Glenn Farley, Director of Policy & Research at CSI and the report’s author, explained, “Arizona’s ESA program is reaching a point of steady participation. The rapid expansion is behind us, and future growth will be shaped more by broader demographic trends and the choices families make across an increasingly competitive K–12 landscape.”
The key questions that CSI seeks to address include the ultimate cost of the program at full expansion, the steady-state count of how many people are using the ESA program, its ultimate extent, the demographic characteristics of its users, and the efficiency and good operation of the program.
CSI found that total ESA costs are on track to reach $1.0369 billion in FY 2026, with an average award of $10,349 per student. Notably, 88% of funds have already been spent, the highest percentage ever recorded. Administrative approval rates are at a peak of 88.8%, and reimbursements are processed in just 13 days on average, with a whopping 455,142 orders handled in the last quarter alone.
As far as budgetary impact is concerned, a common complaint from opponents like Governor Katie Hobbs, the CSI projects that “state K–12 Basic State Aid costs will exceed appropriations by $35 million in FY 2026, due largely to higher ESA participation and lower-than-expected district enrollment.”
The report also offers a firm, authoritative rebuke to allegations that the program is most used by “the wealthy.”
“Nearly 57% of ESA recipients live in ZIP Codes with a median family income of between $75,000 and $150,000 – up slightly since our last report.

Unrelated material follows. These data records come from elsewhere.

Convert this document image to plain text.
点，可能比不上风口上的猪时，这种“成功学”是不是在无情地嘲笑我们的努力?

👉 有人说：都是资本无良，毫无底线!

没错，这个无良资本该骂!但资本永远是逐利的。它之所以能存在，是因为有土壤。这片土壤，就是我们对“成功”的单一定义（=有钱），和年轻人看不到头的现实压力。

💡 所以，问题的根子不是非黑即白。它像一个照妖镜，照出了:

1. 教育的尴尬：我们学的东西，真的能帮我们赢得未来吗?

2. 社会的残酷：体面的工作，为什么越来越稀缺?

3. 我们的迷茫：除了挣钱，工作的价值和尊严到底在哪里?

A quarter of ESA users may be lower-income, 13% reside in rural areas, and nearly 20% are estimated to be nonwhite,” the report states.

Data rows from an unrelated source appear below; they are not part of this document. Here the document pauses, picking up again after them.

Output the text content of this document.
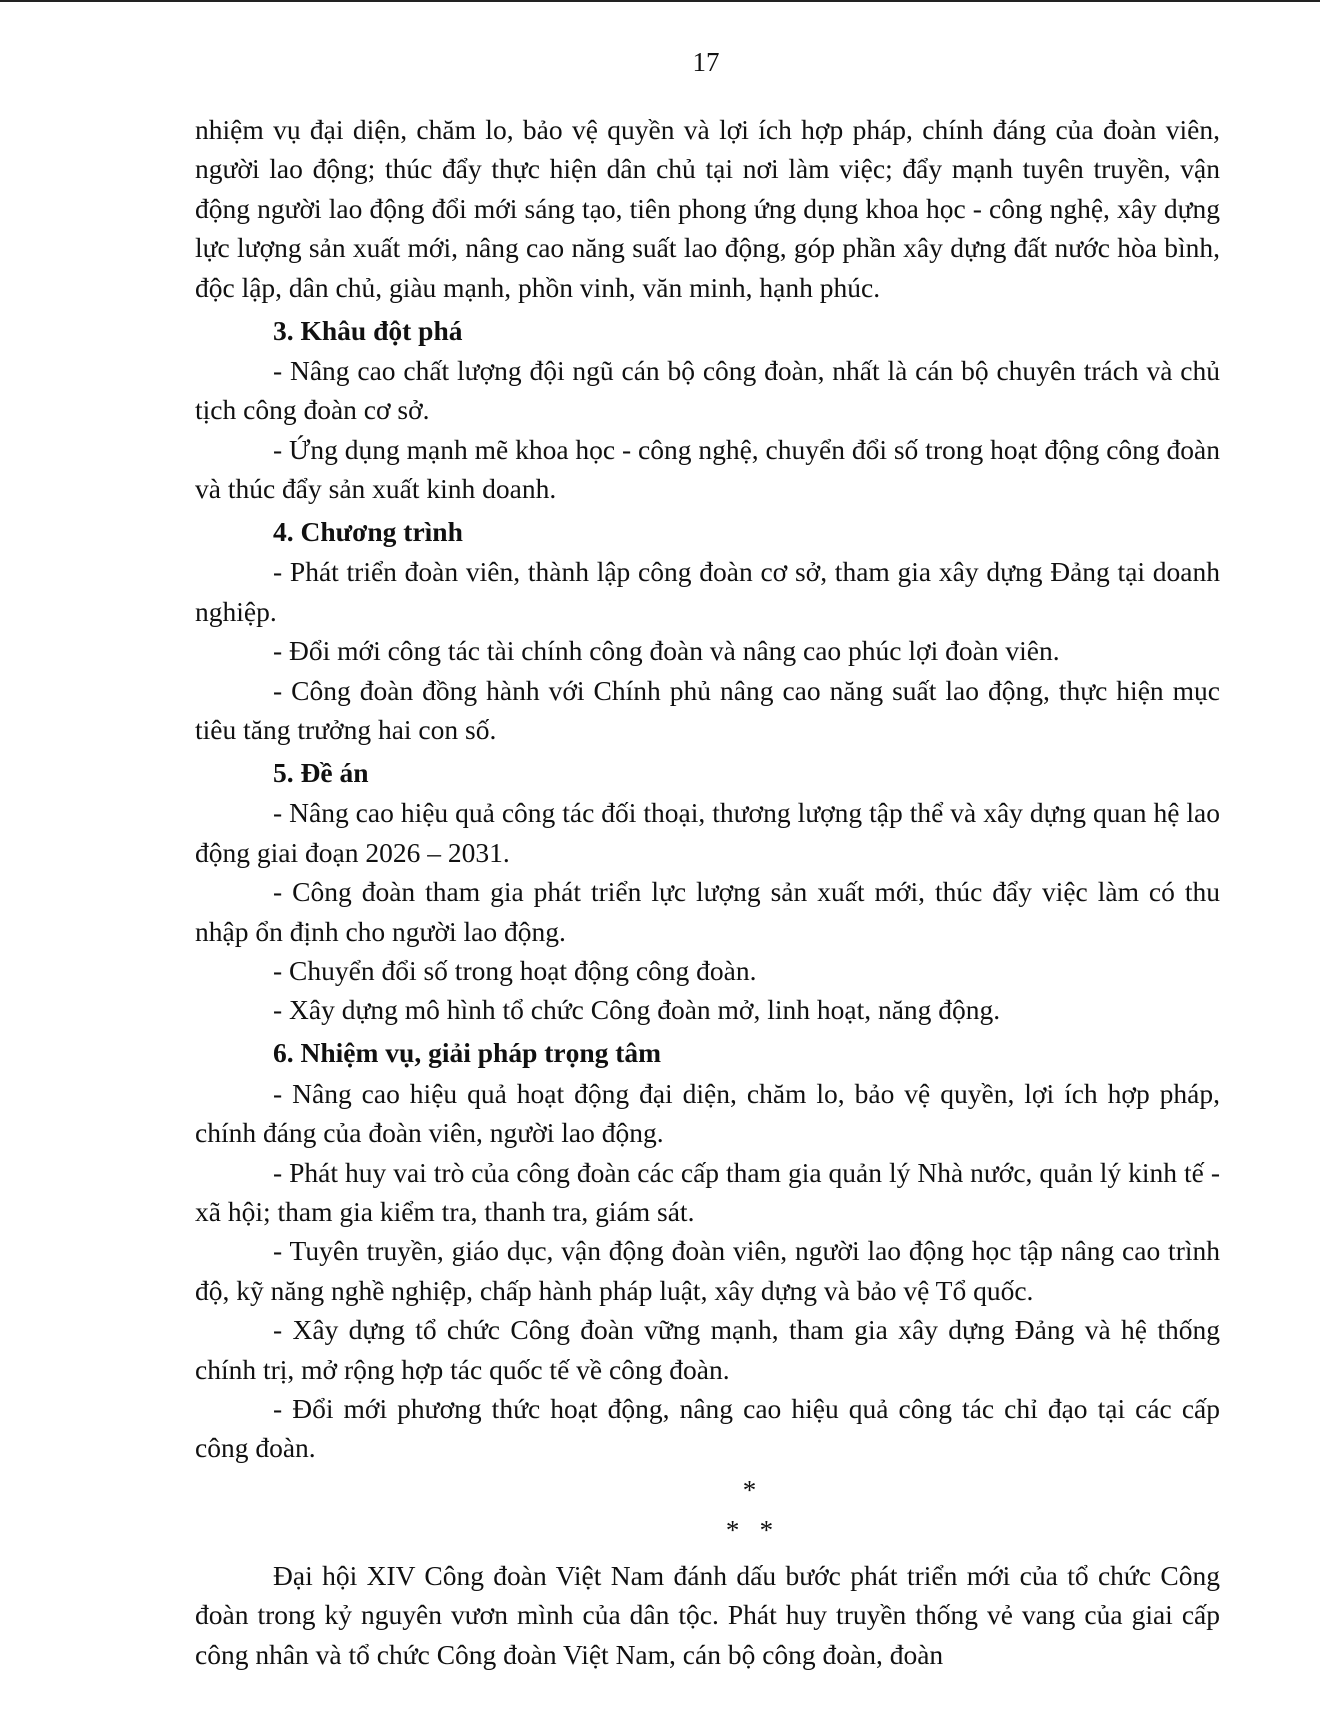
17

nhiệm vụ đại diện, chăm lo, bảo vệ quyền và lợi ích hợp pháp, chính đáng của đoàn viên, người lao động; thúc đẩy thực hiện dân chủ tại nơi làm việc; đẩy mạnh tuyên truyền, vận động người lao động đổi mới sáng tạo, tiên phong ứng dụng khoa học - công nghệ, xây dựng lực lượng sản xuất mới, nâng cao năng suất lao động, góp phần xây dựng đất nước hòa bình, độc lập, dân chủ, giàu mạnh, phồn vinh, văn minh, hạnh phúc.

3. Khâu đột phá

- Nâng cao chất lượng đội ngũ cán bộ công đoàn, nhất là cán bộ chuyên trách và chủ tịch công đoàn cơ sở.

- Ứng dụng mạnh mẽ khoa học - công nghệ, chuyển đổi số trong hoạt động công đoàn và thúc đẩy sản xuất kinh doanh.

4. Chương trình

- Phát triển đoàn viên, thành lập công đoàn cơ sở, tham gia xây dựng Đảng tại doanh nghiệp.

- Đổi mới công tác tài chính công đoàn và nâng cao phúc lợi đoàn viên.

- Công đoàn đồng hành với Chính phủ nâng cao năng suất lao động, thực hiện mục tiêu tăng trưởng hai con số.

5. Đề án

- Nâng cao hiệu quả công tác đối thoại, thương lượng tập thể và xây dựng quan hệ lao động giai đoạn 2026 – 2031.

- Công đoàn tham gia phát triển lực lượng sản xuất mới, thúc đẩy việc làm có thu nhập ổn định cho người lao động.

- Chuyển đổi số trong hoạt động công đoàn.

- Xây dựng mô hình tổ chức Công đoàn mở, linh hoạt, năng động.

6. Nhiệm vụ, giải pháp trọng tâm

- Nâng cao hiệu quả hoạt động đại diện, chăm lo, bảo vệ quyền, lợi ích hợp pháp, chính đáng của đoàn viên, người lao động.

- Phát huy vai trò của công đoàn các cấp tham gia quản lý Nhà nước, quản lý kinh tế - xã hội; tham gia kiểm tra, thanh tra, giám sát.

- Tuyên truyền, giáo dục, vận động đoàn viên, người lao động học tập nâng cao trình độ, kỹ năng nghề nghiệp, chấp hành pháp luật, xây dựng và bảo vệ Tổ quốc.

- Xây dựng tổ chức Công đoàn vững mạnh, tham gia xây dựng Đảng và hệ thống chính trị, mở rộng hợp tác quốc tế về công đoàn.

- Đổi mới phương thức hoạt động, nâng cao hiệu quả công tác chỉ đạo tại các cấp công đoàn.

*
*   *

Đại hội XIV Công đoàn Việt Nam đánh dấu bước phát triển mới của tổ chức Công đoàn trong kỷ nguyên vươn mình của dân tộc. Phát huy truyền thống vẻ vang của giai cấp công nhân và tổ chức Công đoàn Việt Nam, cán bộ công đoàn, đoàn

Farley concluded the CSI report’s findings, writing, “Administrative reform throughout 2025 by the Department of Education has improved various high-level metrics: the Department is approving purchases faster and at greater volume and embracing its statutory authority (risk-based auditing, Handbook language noting use-tests for technology purchases and not limiting the purchases directly, etc.). However, the ESA environment often remains narrative rather than fact driven. We remind users: ESA enrollment costs are offset by reduced enrollment in other K-12 programs; ESA misuse rates are lower than comparable programs; ESA growth is slowing and increasingly driven by students switching from traditional public options.”